Wszystkich, tak, tak...

  • Było przekonanie, że to się będzie działo.

Tak, tak, inaczej dziś się mówi i po wojnie się różnie do tego wracało w dyskusjach rodzinnych, różnie oceniano, ale świadomość od najmłodszych była jedna.

  • Czy ktoś z rodziny brał udział w Powstaniu?

Tak. Właśnie brat mojej matki.

  • W Warszawie?

Tak, z Warszawy.

  • Znaczy w Śródmieściu?

Tak, tak. Właśnie tak wyszedł, zniknął i następnego dnia przysłał kartkę, że jest już na zgrupowaniu, a następnego dnia było Powstanie, telefony były nieczynne.

  • Jak pan pamięta dzień wybuchu Powstania?

Jak ja pamiętam?

  • Tak.

Jako piękny, słoneczny dzień. Pojechaliśmy na działkę.

  • Działka była po drugiej stronie Wisły, tak?

Działka była po drugiej stronie Wisły i żeśmy tam, jak to się mówi, normalnie zaczęli taki żywot [niezrozumiałe].

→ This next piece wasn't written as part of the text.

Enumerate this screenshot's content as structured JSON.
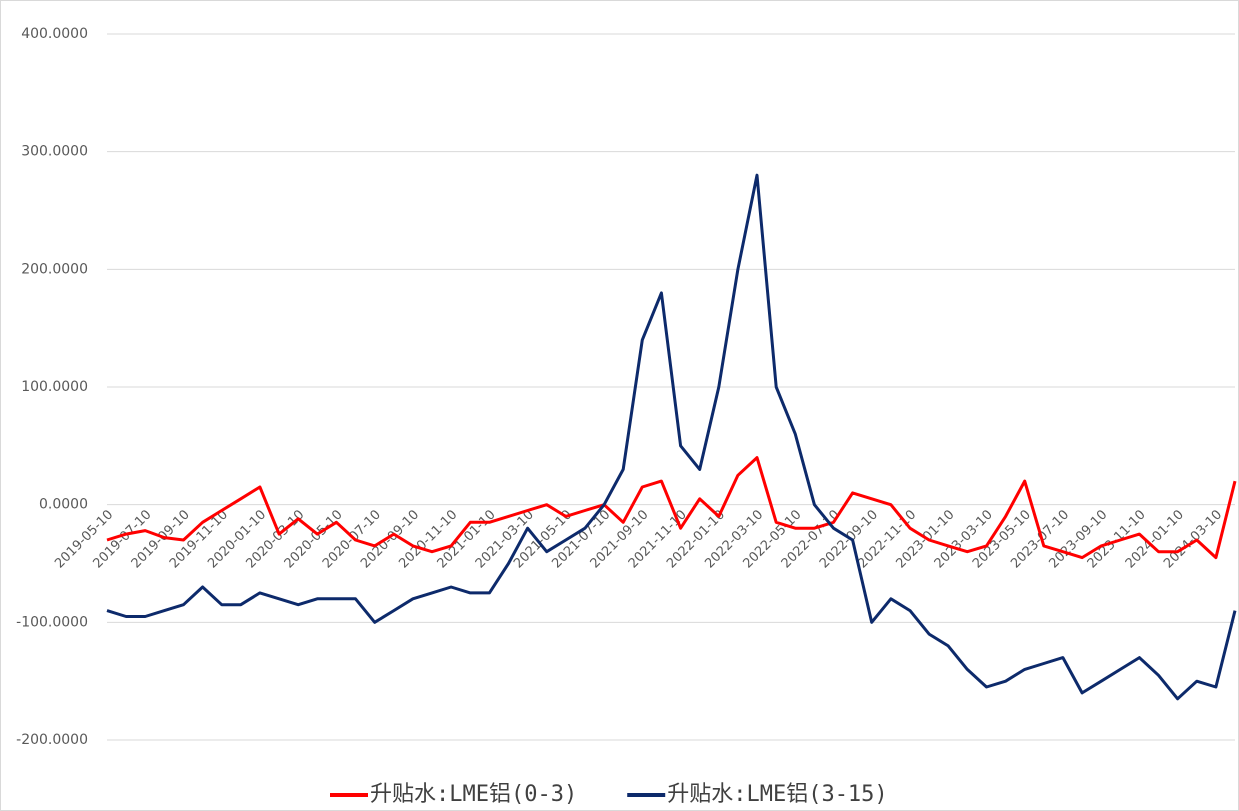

  • Czyli był pan z rodzicami, obojgiem?

Tak, byłem z rodzicami. No, z tego się żyło, z tej działki. To było główne źródło żywności.

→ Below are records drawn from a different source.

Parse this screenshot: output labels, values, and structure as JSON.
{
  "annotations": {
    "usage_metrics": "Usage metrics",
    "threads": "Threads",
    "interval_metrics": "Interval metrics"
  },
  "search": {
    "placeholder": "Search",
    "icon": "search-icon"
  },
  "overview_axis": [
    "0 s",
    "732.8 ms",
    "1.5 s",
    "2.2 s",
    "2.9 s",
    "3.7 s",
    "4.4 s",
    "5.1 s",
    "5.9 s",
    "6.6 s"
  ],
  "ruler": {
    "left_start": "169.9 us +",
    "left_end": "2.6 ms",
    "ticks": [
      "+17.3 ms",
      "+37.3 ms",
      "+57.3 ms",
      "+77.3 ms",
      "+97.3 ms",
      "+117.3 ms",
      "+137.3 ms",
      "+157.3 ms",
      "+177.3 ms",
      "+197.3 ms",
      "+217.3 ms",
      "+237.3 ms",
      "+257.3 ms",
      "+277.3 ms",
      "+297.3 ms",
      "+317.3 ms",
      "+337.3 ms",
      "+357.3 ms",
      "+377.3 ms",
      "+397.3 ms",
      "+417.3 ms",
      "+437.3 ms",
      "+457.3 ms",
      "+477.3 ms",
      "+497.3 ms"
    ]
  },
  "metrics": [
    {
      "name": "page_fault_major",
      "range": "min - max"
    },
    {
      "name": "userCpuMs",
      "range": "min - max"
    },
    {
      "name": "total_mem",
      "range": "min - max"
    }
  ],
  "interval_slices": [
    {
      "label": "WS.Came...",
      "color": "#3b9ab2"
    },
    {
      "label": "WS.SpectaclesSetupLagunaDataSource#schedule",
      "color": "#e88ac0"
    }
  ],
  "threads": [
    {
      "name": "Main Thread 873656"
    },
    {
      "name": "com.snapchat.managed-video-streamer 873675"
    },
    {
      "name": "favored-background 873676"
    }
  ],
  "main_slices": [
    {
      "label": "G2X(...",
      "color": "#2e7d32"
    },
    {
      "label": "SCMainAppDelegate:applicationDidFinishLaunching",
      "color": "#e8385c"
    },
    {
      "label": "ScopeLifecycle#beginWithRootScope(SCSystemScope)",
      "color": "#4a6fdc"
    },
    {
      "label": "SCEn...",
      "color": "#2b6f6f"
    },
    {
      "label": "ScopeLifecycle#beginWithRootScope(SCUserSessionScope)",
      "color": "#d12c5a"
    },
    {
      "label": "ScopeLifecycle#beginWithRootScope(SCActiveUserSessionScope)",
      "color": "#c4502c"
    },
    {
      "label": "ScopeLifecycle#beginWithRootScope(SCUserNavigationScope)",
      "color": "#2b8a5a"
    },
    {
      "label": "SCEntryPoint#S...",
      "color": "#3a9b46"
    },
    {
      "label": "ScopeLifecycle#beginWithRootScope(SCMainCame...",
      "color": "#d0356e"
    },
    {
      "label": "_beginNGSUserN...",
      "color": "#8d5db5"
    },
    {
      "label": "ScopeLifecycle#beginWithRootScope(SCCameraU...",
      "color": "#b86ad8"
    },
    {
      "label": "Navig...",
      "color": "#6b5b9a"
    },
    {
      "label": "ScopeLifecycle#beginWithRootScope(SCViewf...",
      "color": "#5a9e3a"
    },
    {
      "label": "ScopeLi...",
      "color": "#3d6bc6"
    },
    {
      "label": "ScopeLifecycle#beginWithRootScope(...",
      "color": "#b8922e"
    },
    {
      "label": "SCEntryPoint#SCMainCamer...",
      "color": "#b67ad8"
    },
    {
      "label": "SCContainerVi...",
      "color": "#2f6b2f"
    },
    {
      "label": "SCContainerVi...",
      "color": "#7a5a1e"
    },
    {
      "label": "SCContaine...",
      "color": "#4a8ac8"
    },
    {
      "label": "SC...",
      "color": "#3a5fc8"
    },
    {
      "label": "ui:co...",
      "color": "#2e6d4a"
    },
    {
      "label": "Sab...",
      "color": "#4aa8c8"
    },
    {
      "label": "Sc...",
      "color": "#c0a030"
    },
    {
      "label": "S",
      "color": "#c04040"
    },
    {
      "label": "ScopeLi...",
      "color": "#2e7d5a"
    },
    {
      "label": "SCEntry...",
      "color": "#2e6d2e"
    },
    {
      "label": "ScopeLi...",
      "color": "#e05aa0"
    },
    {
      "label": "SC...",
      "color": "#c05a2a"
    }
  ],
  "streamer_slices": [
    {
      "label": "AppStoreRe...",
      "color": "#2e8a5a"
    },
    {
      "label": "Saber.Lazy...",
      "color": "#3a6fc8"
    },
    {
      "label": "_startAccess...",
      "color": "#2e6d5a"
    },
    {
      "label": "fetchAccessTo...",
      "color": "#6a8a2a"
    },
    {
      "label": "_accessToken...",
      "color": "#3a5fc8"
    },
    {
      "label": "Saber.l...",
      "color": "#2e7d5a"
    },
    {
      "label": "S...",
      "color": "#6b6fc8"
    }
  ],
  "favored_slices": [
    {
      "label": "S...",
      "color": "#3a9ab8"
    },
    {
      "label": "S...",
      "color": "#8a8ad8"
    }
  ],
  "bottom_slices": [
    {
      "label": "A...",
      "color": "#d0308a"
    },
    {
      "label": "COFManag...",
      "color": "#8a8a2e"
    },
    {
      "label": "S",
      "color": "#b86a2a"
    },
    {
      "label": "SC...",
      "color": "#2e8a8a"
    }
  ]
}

  • Czyli nie wiedzieli państwo, że 1 sierpnia będzie dniem wybuchu Powstania?

Nie, właśnie mimo tych więzów rodzinnych to była, jak powiedziałem, konspiracja, do tego stopnia, że żeśmy nie wiedzieli, że to będzie. Ale dzień wybuchu był zaskoczeniem. Stąd całe to nieporozumienie adresowe i cała zmiana geograficzna w moim życiu wiąże się właśnie z tym pierwszym. No i ten dzień... Cały sierpień był piękny, słoneczny.
  • W jaki sposób państwo się zorientowali, że coś się dzieje w Warszawie?

Przede wszystkim myśmy się zorientowali, że nad głowami świszczą kule i granaty walą dwieście metrów dalej, bo ten obóz artylerii niemieckiej był o dwieście metrów od działki.

  • Proszę powiedzieć o obozie artylerii niemieckiej. Gdzie on się znajdował, jak pan go zlokalizował?

Zlokalizowanie miejsca nie udało mi się, ponieważ tam już wybudowano po czterdziestym piątym roku część dzielnicy. Cała zachodnia strona ulicy Grenadierów, Kinowa, aleja Stanów Zjednoczonych biegną po terenie dawnych, starych działek. One tam istnieją ale to jest najwyżej pięćdziesiąt procent tego, co było za okupacji.

  • I w tym rejonie był państwa ogródek działkowy?

Był ogródek, bo później rodzice przenieśli to, kupili inną działkę i po prostu było bliżej kanału, który był granicą działek, jak to się mówi. No i Niemcy założyli tam takie stanowisko artylerii polowej, bo to było polowe, tam były tylko namioty i te działa.

  • Czy to było w odpowiedzi na naloty lotnicze?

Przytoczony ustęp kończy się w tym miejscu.